In 1895, he started off even worse. He was 1–6 with a 7.38 ERA when the Browns traded him to the Orioles in June. Clarkson immediately turned things around in Baltimore. In his 14 remaining starts that season, he pitched 10 complete games and won 12 of 15 decisions. The Orioles won the National League pennant. The following season, Clarkson was outpitched by the other members of Baltimore's staff, and he played his final major league game on August 8. His career MLB record was 39–39. In 1900, he is recorded as being on a Montana State League roster.
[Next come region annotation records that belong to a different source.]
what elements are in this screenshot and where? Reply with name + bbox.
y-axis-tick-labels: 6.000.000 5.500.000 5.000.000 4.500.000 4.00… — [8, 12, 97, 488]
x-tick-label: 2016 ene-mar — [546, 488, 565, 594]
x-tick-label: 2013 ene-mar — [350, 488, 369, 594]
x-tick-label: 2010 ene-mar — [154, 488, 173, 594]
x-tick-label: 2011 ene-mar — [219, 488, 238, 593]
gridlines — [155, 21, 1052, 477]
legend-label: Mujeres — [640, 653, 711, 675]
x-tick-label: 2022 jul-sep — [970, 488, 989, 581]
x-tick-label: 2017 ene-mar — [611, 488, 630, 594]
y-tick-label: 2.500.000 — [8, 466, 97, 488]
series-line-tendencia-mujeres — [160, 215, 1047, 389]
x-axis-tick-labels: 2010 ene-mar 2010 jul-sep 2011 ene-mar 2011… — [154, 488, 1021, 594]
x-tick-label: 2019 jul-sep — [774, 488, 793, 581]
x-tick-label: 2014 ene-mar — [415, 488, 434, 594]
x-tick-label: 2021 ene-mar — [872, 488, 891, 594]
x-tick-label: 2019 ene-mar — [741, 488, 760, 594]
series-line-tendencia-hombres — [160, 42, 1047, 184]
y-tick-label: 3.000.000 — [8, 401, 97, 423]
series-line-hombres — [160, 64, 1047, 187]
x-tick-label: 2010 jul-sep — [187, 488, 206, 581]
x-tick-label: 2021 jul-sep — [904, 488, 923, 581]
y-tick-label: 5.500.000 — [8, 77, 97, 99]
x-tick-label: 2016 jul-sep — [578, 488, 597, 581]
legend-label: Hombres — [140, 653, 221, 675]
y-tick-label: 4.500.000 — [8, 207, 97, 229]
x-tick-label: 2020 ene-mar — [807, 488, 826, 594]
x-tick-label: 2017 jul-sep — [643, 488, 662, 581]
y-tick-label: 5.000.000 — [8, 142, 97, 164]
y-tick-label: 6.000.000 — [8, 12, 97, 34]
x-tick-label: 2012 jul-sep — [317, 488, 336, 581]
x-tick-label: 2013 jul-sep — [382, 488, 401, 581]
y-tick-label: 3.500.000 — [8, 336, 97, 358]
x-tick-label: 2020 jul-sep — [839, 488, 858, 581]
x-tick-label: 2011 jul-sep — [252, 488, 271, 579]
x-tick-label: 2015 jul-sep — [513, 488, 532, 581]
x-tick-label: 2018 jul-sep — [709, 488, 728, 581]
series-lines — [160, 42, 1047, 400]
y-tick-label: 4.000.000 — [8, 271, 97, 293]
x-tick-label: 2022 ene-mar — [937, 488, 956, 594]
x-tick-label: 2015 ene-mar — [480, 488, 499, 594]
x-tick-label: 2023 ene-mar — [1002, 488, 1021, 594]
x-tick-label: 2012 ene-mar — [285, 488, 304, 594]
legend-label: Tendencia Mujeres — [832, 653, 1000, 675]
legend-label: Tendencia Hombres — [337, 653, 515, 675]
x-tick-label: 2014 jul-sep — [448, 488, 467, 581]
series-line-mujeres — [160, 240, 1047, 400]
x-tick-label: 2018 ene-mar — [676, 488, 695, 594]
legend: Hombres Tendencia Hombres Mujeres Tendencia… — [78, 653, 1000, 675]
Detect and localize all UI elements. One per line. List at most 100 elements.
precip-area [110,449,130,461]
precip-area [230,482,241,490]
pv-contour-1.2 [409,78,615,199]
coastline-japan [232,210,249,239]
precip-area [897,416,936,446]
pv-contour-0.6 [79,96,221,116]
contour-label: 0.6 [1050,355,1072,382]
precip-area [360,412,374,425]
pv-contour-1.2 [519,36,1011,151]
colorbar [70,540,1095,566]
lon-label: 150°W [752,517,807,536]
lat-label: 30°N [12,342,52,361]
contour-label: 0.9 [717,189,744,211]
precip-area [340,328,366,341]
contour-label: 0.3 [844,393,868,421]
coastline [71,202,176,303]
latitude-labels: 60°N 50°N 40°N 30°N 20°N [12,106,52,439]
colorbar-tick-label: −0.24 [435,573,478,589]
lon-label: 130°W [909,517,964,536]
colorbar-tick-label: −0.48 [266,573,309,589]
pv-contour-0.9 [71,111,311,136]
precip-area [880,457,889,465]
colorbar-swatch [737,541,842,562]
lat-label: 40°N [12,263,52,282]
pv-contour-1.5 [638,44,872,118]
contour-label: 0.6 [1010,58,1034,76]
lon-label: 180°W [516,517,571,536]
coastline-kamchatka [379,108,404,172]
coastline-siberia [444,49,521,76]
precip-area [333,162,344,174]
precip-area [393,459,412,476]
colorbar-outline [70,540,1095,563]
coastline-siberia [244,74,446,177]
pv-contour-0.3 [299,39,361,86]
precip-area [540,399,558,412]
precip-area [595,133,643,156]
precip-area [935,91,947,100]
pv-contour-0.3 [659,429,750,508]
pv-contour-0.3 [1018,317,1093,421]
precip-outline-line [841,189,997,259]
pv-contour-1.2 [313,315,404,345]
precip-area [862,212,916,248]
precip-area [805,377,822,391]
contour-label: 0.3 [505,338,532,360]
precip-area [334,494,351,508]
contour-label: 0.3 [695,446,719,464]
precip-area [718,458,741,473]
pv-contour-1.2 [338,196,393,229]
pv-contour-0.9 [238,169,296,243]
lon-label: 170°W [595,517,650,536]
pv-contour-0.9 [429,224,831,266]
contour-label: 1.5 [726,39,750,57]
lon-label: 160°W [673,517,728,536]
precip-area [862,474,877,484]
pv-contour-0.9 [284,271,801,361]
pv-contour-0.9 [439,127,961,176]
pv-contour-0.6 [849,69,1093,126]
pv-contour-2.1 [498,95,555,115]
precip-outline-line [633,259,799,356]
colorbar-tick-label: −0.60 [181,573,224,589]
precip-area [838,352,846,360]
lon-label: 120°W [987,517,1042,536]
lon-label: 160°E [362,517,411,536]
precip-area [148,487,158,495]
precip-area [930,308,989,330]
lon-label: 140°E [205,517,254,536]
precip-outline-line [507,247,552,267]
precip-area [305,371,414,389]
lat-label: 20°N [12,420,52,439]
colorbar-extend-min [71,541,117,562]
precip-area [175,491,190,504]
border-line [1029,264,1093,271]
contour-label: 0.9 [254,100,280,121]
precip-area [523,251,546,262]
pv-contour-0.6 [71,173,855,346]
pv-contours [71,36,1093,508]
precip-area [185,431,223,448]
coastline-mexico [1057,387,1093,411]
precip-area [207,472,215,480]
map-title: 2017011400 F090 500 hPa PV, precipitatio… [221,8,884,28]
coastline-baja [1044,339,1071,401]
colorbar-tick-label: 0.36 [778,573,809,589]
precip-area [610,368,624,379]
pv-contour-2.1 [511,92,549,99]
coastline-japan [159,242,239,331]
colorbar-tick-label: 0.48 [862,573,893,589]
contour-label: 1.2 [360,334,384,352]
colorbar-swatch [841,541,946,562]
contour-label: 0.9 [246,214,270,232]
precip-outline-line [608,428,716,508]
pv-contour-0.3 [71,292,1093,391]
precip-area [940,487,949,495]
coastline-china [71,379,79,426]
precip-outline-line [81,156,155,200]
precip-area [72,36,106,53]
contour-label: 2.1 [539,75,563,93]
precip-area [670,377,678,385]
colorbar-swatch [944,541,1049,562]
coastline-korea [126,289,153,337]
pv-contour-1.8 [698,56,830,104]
Clarkson served as a fill-in umpire several times between 1893 and 1896. On July 29, 1893, Clarkson umpired a game that his Cardinals lost to the Cleveland Spiders. He was fined by Cardinals owner Chris von der Ahe for making calls that went against the team. In protest of the fine, Clarkson refused to make his scheduled August 1 start as a pitcher. As a result, outfielder Jimmy Bannon had to pitch. Bannon, a .336 hitter, gave up 15 runs in four innings on the way to a 25–2 loss. Bannon was released by the Cardinals.

Dad Clarkson had two brothers who also played in Major League Baseball: Hall of Famer John Clarkson and Walter Clarkson. Another brother, T. Henry Clarkson, was a golf and billiards player. After his baseball days were over, he became a salesman. He died in 1911, at the age of 44.